Return to Guam was a 1944 short propaganda film produced by the US Navy about the taking and recapture of the island of Guam.
The film starts when a convoy of ships nearing the island sees strange lights flashing from the island in Morse code "information". After cautiously investigating the signal, they find that it was made by a white man, George Tweed, the last survivor of the original garrison at Guam. Tweed relates his harrowing story of how he survived in the bush for 31 months with the help of the natives, Chamorros.
The narrator then tells the audience that the island of Guam means much to the people of America, none more so than the Chamorros sailors on the convoy. The film, through the voice of a Chammoro, relates how good life was on the island, how the US had opened schools and clinics for the natives, and trained them for self-government.

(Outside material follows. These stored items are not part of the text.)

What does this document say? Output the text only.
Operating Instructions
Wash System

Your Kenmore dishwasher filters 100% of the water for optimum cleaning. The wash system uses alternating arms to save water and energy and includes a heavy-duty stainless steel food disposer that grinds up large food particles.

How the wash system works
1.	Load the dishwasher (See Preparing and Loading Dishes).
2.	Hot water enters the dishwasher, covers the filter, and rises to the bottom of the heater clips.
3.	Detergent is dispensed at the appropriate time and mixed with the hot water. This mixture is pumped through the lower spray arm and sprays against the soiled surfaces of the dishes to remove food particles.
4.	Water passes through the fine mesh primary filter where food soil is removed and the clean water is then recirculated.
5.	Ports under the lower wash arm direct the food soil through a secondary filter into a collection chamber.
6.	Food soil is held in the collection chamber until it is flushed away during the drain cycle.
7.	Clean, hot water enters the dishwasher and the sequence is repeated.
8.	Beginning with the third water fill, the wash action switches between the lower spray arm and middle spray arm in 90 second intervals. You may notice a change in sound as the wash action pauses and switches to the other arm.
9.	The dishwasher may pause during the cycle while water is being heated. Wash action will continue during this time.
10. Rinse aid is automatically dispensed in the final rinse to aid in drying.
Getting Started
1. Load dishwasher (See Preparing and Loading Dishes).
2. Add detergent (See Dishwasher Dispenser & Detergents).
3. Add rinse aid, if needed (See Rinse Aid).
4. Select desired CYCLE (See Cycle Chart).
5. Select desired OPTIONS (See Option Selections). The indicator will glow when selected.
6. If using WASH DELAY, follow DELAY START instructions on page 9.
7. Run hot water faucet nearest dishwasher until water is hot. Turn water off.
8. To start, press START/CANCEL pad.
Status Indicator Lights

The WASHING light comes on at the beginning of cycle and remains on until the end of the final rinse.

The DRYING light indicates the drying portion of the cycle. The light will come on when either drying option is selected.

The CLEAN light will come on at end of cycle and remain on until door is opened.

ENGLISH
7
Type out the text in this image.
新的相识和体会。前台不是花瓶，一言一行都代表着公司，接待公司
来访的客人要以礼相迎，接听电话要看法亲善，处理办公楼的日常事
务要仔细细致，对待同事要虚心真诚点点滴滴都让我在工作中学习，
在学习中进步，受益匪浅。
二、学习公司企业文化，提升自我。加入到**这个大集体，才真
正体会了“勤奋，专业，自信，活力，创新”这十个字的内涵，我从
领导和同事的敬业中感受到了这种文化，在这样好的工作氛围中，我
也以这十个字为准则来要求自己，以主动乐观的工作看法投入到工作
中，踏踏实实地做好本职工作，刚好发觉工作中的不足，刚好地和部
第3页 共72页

Then, on 11 December 1941, the island is assaulted by a huge force of Japanese planes and ships. The outnumbered garrison of about 500 men defends the island, but to little avail, and contact is lost with the mainland within hours. The American people and Chamorro diaspora don't know what happened to the friends and relatives on the island.
So the long process of industrial rearmament and "island hopping" begins with each element being scorned by a "Japanese" man with a radio speaker in silhouette behind a curtain. And then the island is taken. Surprisingly little is actually shown of the battle, but Tweed is shown talking to some of his superiors about the experience of the Chamorros on the island, the brutality and torture that the Japanese inflicted on them, and several photographs of Chamorro severed heads are shown, with the narrator explaining why each was decapitated.